As of 27 December, 944,539 people in the UK had received the first dose of the Covid-19 vaccine produced by Pfizer and BioNTech.
The latest data from 19 of the EU's 27 member states, including Germany, France and Italy, shows 423,303 vaccinations have been carried out so far.
As each EU member state publishes its own statistics, some of this data goes up to early January but some only to late December.
Germany is leading the EU, having vaccinated 188,553 people as of 1 January. Meanwhile, France had only vaccinated 432 citizens by 31 December and the Netherlands won't begin vaccinations till 8 January.
The UK started vaccinating citizens with the Pfizer jab on 8 December, the EU rollout began on 27 December.
The UK's chief medical officers have defended the delay to second doses, saying getting more people vaccinated with the first jab "is much more preferable".

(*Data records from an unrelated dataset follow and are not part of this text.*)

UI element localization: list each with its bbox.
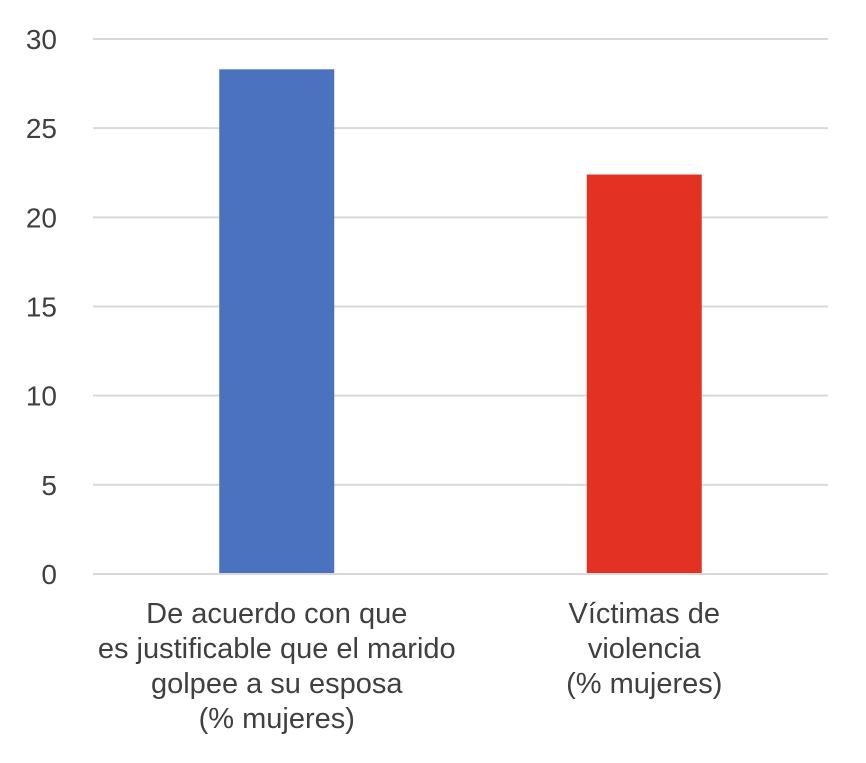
y-tick-label: 0 <box>41 559 57 590</box>
y-tick-label: 15 <box>26 292 57 323</box>
y-tick-label: 30 <box>26 24 57 55</box>
x-category-label: De acuerdo con que es justificable que el… <box>98 598 456 735</box>
y-tick-label: 10 <box>26 381 57 412</box>
x-axis-category-labels: De acuerdo con que es justificable que el… <box>98 598 723 735</box>
y-tick-label: 20 <box>26 202 57 233</box>
bar <box>219 69 335 575</box>
bars <box>219 69 702 575</box>
y-tick-label: 25 <box>26 113 57 144</box>
gridlines <box>93 38 828 486</box>
y-axis-tick-labels: 0 5 10 15 20 25 30 <box>26 24 57 590</box>
bar <box>586 174 702 575</box>
x-category-label: Víctimas de violencia (% mujeres) <box>566 598 722 700</box>
y-tick-label: 5 <box>41 470 57 501</box>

Writing in the Mail on Sunday, external, deputy chief medical officer Prof Jonathan Van-Tam said the new dosing regimen will "save the most lives and avoid the most hospital admissions".
He said: "If a family has two elderly grandparents and there are two vaccines available, it is better to give both 89% protection than to give one 95% protection with two quick doses, and the other grandparent no protection at all.
"The virus is unfortunately spreading fast, and this is a race against time.
"My mum, as well as you or your older loved ones, may be affected by this decision, but it is still the right thing to do for the nation as a whole."
Dr Nikki Kanani, NHS medical director for primary care and the government's GP lead on vaccination, also defended delaying giving people the second dose, saying that giving a first jab to as many people as possible would prevent serious illness, hospitalisation and death.
She told the BBC that the evidence from the UK's chief medical officers, external had been "really clear [that] this is the right thing to do, right now".
She said that "over a million" people had been vaccinated before the end of last year, before warning those who have had the jab that it would take a "really long time to get to the position when you can go back to normality", urging them to remember the roll-out was a "marathon, not a sprint".